When supplying digital services to businesses all over the word, it is important to familiarise yourself with the tax rules in regions you are offering services to. When providing digital services to consumers in the European Union in particular, it is important to consider their regulations around VAT, to ensure your business always remains sustainable and compliant. Depending on your established place of supply, the rules are a little bit different, which we’ll briefly explore in this article today.
VAT Rules for Businesses Established in the UK
When trading digital services to consumers in the EU as a business established in the UK, the following checklist containing a few important rules have been set out by the government to make it easier to maintain your compliance:
- Ensure you check individual rules in the place of supply first, to see if you are subject to any VAT or other tax.

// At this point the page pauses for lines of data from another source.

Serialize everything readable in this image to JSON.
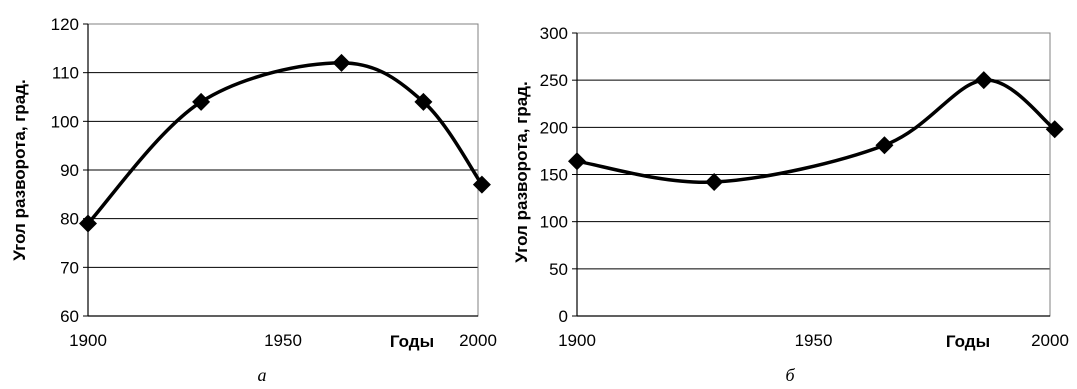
{
  "chart_data": [
    {
      "type": "line",
      "smooth": true,
      "panel_label": "а",
      "xlabel": "Годы",
      "ylabel": "Угол разворота, град.",
      "x_ticks": [
        1900,
        1950,
        2000
      ],
      "xlim": [
        1900,
        2000
      ],
      "y_ticks": [
        60,
        70,
        80,
        90,
        100,
        110,
        120
      ],
      "ylim": [
        60,
        120
      ],
      "grid": "horizontal",
      "legend": "none",
      "line_color": "#000000",
      "marker": "diamond",
      "series": [
        {
          "x": [
            1900,
            1929,
            1965,
            1986,
            2001
          ],
          "y": [
            79,
            104,
            112,
            104,
            87
          ]
        }
      ]
    },
    {
      "type": "line",
      "smooth": true,
      "panel_label": "б",
      "xlabel": "Годы",
      "ylabel": "Угол разворота, град.",
      "x_ticks": [
        1900,
        1950,
        2000
      ],
      "xlim": [
        1900,
        2000
      ],
      "y_ticks": [
        0,
        50,
        100,
        150,
        200,
        250,
        300
      ],
      "ylim": [
        0,
        300
      ],
      "grid": "horizontal",
      "legend": "none",
      "line_color": "#000000",
      "marker": "diamond",
      "series": [
        {
          "x": [
            1900,
            1929,
            1965,
            1986,
            2001
          ],
          "y": [
            164,
            142,
            181,
            250,
            198
          ]
        }
      ]
    }
  ]
}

- Check whether you are supplying a digital service or not. If not, the general place of supply service rules remains. If so, the next step on the list becomes important.

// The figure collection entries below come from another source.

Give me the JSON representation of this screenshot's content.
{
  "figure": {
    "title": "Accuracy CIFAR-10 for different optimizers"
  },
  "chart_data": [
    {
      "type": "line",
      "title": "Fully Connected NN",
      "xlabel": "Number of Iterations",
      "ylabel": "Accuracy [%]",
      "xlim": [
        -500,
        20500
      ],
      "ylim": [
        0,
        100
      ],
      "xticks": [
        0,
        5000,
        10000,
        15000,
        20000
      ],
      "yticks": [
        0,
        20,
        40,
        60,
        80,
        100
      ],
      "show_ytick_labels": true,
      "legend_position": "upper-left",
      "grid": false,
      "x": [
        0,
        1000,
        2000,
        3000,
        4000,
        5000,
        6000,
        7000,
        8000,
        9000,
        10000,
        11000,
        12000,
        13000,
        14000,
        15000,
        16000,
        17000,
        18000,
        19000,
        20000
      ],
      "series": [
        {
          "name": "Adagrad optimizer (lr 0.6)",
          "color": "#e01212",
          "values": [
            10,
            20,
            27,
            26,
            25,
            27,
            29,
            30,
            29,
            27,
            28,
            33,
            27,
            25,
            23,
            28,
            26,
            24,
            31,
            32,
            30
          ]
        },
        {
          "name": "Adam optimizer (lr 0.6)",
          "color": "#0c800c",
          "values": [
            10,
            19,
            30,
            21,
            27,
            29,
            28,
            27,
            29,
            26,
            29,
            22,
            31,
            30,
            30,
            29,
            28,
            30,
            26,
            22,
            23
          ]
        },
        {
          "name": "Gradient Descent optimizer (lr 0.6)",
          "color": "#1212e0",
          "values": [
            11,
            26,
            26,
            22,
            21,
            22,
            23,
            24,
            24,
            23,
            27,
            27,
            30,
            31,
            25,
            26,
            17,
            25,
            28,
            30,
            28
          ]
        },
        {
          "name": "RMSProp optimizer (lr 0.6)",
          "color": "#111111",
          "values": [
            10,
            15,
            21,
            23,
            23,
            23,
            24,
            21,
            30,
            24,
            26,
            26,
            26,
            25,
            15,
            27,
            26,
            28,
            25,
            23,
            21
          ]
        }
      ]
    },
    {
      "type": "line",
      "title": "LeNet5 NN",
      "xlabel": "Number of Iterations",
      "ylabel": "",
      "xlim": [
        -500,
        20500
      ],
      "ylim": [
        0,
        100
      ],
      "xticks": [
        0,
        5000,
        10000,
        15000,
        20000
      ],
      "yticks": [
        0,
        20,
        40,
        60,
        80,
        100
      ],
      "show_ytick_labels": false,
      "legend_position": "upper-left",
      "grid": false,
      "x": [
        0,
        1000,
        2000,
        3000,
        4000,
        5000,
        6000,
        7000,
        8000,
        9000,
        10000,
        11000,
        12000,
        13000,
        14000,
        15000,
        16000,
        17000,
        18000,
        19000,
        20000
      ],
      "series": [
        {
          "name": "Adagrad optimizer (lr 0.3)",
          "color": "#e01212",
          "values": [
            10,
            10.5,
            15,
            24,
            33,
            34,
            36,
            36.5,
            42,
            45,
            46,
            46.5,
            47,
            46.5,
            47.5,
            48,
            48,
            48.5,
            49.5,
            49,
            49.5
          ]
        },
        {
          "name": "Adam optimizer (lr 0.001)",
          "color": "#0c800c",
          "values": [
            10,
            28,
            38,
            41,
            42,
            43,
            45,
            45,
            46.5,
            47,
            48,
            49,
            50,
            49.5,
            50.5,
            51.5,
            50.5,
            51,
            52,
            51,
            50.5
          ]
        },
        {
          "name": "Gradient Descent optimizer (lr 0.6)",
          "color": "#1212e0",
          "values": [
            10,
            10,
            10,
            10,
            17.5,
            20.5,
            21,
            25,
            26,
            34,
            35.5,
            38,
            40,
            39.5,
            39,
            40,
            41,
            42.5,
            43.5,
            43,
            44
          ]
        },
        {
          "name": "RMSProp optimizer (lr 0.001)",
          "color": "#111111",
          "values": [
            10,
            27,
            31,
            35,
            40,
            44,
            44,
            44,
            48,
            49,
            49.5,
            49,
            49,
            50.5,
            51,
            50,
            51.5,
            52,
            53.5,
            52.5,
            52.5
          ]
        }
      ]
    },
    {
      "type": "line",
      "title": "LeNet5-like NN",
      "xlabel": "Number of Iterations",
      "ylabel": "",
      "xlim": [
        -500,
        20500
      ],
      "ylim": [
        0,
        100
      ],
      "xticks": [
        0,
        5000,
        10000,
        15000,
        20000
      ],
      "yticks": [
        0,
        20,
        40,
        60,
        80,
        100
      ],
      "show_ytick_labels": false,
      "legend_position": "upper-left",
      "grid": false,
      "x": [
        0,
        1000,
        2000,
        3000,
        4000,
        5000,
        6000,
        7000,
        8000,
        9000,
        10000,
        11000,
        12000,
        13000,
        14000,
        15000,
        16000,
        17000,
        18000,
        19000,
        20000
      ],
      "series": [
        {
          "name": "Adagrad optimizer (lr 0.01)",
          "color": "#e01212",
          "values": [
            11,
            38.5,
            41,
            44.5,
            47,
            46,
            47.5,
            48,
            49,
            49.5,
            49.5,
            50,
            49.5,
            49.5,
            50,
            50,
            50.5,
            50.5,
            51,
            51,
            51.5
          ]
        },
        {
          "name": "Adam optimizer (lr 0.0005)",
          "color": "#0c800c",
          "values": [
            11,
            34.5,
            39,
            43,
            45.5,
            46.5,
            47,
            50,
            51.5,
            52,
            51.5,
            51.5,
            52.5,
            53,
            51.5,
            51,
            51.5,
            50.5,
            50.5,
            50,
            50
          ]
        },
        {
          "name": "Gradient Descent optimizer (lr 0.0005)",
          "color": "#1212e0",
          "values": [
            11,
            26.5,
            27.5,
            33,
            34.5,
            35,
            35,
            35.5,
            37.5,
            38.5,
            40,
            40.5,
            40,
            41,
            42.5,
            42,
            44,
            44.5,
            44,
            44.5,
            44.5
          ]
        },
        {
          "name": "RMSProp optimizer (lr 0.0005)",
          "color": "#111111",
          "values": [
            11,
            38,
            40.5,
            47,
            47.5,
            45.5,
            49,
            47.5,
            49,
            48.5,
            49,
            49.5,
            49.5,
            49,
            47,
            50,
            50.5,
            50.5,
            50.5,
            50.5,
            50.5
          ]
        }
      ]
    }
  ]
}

- As of January 2019, the threshold for digital supplies is £8,818 (pre-VAT). If the annual total of services offered is below the threshold, the place of supply is in the UK. If it is over, the place of supply is where the consumer is located.
- It matters whether your customer is a business or a private consumer.
- If the supply is not made in the UK, find out whether it should be taxed at the EU member state standard or a reduced VAT rate.
VAT Rules for Businesses Established Outside the UK
If your business is based outside of the EU, the place of supply will be solely the location of the consumer. In this case, you will have to register for VAT MOSS (VAT Mini One Stop Shop) in an EU member state. It is important to register each individual state where your consumers are located. The digital services threshold mentioned earlier does not apply in this instance, and you will be responsible for accounting for VAT supply irrespective of the overall value of your sales in a given financial year.
Stay Up to Date with Brexit
Brexit, which refers to Britain’s plans to move away from the European Union, is still a hot topic in the news as we approach the end of 2019. If you are supplying digital services to consumers in the UK or in the rest of the EU, it is a good idea to stay up to date with the news around this, as looming changes may affect businesses, especially once the process has reached its conclusion. If you are offering services there may be policy changes coming into effect as a result of Brexit, which could have tax implications as well. Don’t take any chances, and get some expert advice if you’re worried about any potential effects on your business as a result of the process.
While this article aims to provide an overview of the technicalities around VAT, it should not be considered a legal authority on the matter. You are encouraged to talk to a specialist if you need more information, or if you have specific questions about the processes mentioned.